President Biden returned from the Middle East recently without the hoped-for promise from Saudi Arabia to ramp up oil production. Not only that, he announced during his trip that he planned to double down on his efforts to wean the United States from fossil fuels—and, if Congress fails to act, would do so through “strong executive action,” which he previewed several days later (July 20) in a brief speech in Massachusetts.

This means Americans hoping for relief in high energy prices will have to be content for now with the White House’s proposal for a three-month federal gas tax holiday, an idea that hasn’t been picking up much support outside of endangered Democrats in marginal congressional districts.

The proposal will, however, perform a valuable service if it opens a long-overdue discussion over how and when to consign the gas tax, and the Highway Trust Fund it replenishes, to bureaucratic oblivion.

Signed into existence by then-President Dwight D. Eisenhower in June 1956, the National System of Interstate and Defense Highways was to be paid for by various taxes—including a truck and trailer sales tax and a heavy vehicle user tax—that would finance the Highway Trust Fund. Most notable was the tax on gasoline, which was set at three cents per gallon.

In defiance of every known law of taxation, the gas tax was supposed to be halved, to 1.5 cents per gallon, in 1972. That, of course, didn’t happen. It currently sits at 18.4 cents per gallon, with the tax on diesel fuel at 24.4 cents a gallon.

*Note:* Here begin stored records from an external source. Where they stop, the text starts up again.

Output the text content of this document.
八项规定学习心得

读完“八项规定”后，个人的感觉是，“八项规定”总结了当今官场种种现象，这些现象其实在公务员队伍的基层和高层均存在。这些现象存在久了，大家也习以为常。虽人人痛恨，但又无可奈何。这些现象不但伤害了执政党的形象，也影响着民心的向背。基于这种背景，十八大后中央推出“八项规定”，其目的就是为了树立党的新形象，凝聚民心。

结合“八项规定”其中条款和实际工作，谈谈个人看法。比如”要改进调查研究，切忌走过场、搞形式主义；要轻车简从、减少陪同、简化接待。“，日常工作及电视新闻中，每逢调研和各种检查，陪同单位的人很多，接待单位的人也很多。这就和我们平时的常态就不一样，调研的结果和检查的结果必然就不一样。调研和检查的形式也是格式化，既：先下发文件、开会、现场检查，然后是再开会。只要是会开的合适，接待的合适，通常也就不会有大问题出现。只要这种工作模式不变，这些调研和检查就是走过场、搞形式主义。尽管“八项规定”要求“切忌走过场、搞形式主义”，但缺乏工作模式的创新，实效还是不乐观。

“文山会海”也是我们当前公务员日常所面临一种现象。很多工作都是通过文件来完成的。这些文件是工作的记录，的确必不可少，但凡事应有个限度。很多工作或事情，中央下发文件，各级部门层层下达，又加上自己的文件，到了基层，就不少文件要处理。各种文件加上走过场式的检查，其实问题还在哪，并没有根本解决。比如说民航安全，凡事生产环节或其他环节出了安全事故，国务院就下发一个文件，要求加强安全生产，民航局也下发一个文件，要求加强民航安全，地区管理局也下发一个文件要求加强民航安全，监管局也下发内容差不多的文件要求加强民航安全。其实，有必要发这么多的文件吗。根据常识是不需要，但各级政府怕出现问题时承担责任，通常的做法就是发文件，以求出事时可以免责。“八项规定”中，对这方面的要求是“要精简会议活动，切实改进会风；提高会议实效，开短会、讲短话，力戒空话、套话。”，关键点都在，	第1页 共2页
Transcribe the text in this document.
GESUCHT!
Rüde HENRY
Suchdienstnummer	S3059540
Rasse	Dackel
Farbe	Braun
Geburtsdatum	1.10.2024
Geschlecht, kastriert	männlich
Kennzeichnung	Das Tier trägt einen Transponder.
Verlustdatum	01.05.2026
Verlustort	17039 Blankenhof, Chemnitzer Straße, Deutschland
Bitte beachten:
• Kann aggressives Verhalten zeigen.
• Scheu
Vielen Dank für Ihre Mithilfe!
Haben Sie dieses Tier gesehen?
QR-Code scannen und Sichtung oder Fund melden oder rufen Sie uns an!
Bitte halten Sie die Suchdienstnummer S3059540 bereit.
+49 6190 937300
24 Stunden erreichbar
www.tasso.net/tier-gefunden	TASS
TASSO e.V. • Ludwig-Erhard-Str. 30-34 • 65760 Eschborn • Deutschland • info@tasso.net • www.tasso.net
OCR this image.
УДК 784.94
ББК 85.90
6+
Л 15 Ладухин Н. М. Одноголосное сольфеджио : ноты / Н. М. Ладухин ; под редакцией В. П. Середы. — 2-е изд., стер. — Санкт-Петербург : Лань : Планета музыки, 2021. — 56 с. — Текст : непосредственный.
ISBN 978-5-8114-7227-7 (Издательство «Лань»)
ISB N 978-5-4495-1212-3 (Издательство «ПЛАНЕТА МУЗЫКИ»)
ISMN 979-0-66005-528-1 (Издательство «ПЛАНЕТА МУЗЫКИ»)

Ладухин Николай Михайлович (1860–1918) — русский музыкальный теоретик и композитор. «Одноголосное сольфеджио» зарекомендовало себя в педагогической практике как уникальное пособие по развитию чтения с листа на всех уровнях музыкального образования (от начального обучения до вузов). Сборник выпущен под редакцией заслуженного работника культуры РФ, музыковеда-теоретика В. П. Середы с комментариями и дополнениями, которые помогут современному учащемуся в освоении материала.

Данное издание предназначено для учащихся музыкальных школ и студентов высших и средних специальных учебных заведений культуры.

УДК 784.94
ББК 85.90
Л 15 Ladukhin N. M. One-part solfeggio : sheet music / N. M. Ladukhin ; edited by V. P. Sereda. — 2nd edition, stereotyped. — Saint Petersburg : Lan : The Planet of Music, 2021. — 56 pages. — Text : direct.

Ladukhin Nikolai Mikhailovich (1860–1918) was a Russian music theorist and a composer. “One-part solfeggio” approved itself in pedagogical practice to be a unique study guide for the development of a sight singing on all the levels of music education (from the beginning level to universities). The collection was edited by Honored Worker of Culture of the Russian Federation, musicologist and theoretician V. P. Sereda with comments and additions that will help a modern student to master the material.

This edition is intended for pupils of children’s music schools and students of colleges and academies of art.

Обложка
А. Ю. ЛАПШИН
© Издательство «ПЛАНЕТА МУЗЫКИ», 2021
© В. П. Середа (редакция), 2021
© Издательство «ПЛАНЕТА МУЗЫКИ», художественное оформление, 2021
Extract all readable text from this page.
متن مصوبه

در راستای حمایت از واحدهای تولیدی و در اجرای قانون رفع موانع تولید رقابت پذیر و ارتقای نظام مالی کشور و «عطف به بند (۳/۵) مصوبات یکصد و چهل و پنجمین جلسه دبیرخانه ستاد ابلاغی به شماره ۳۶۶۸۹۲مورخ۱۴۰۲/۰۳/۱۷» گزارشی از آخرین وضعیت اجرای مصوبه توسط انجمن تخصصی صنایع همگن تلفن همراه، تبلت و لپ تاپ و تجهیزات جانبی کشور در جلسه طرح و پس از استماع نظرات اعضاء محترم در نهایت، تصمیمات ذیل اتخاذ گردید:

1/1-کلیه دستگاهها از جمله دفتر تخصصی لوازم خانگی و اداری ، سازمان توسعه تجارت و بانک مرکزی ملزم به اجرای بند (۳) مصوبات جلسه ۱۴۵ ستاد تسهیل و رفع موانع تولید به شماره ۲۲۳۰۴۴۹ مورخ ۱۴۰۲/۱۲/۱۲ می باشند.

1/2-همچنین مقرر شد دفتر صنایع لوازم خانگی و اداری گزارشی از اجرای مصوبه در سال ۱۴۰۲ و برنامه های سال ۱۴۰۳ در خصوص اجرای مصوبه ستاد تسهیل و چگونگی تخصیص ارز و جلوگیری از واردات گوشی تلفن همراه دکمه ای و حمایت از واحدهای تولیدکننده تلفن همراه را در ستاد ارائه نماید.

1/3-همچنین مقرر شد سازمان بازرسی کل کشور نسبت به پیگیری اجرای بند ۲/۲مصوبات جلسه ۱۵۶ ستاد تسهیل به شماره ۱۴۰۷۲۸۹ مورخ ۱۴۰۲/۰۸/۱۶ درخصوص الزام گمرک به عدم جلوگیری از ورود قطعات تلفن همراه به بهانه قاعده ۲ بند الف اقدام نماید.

The only senator to vote against final passage of the legislation creating the Highway Trust Fund was Russell Long, a Louisiana Democrat. Long, who later in his long career served as chair of the Senate Finance Committee, immortalized his philosophy of taxation in verse: “Don’t tax you / Don’t tax me / Tax that fellow behind the tree.”

Long’s doggerel captures the subsequent evolution of the federal gas tax.

In the 1970s, Congress began diverting a portion of the Highway Trust Fund to public mass transit, light rail buses and bike lanes. Today, about 20% of Highway Trust Fund monies are diverted to other purposes. The percentage going to mass transit—12.8% on average during fiscal years 2010 through 2019, according to the nonpartisan Eno Center for Transportation—is more than two-and-a-half times the percentage of Americans who use mass transit, 40% of whom live in just one city: New York.

Looking at the big picture, what this means is that rural and suburban Americans are subsidizing big-city transit riders. Bond traders and investment bankers taking the train from Chappaqua, New York; Darien, Connecticut; and Short Hills, New Jersey, may be fine people, but why should their transportation costs be subsidized by Chevy Celebrity drivers in Maine, Montana and elsewhere?

When the Highway Trust Fund was created in the 1950s, variations in miles per gallon were not large for most automobiles. Hybrids, electric cars and other alternatives to gas-powered vehicles have widened that difference to a chasm.

Very few hourly wage earners—and especially working poor—can afford to own electric vehicles, hybrids or BMWs. Their automobiles tend to get significantly worse gas mileage than those driven by the affluent. The federal gas tax, in effect, is a regressive weapon aimed at these lower-income Americans.

A mileage-based user fee would be “fairer”—but it also would call down the wrath of the Natural Resources Defense Council and other deep-pocketed Green Establishment organizations.

It seems that half the country is at war—rhetorical war, thank goodness—with the other half. California is not Nebraska, and Vermont is not Montana. America is a big place, and the needs of its 50 states are diverse. A return to serious federalism is in order.

To that end, Sen. Mike Lee, Utah Republican, has introduced versions of his Transportation Empowerment Act in successive Congresses. The latest iteration would slash the federal gasoline tax to 7 cents per gallon, revenue from which would be expended only on projects related to the 46,876-mile Interstate Highway System.

The states would resume their constitutionally appropriate role in transportation policy. And pickup truck drivers in Wyoming would no longer be subsidizing well-tailored Manhattan straphangers.

The Interstate Highway System, while an impressive engineering achievement, cut a devastating swathe through many American cities, displacing upward of a million Americans—typically low-income working people with little political clout—and destroying many historic African American neighborhoods through the government’s exercise of eminent domain.

For better or worse, it is a finished product. Washington hates to sunset any program, but it’s time for a federal government whose competence and prestige are at historic lows to get out of the road building and maintenance business. This should be turned over to states, municipalities and private enterprise, whose promising experiments with toll roads would help restore the “user pays” principle that was embedded, however imperfectly, in the Highway Trust Fund as originally conceived.

Mr. Biden’s federal gas tax holiday proposal is just a three-month gimmick. Let’s make this holiday permanent.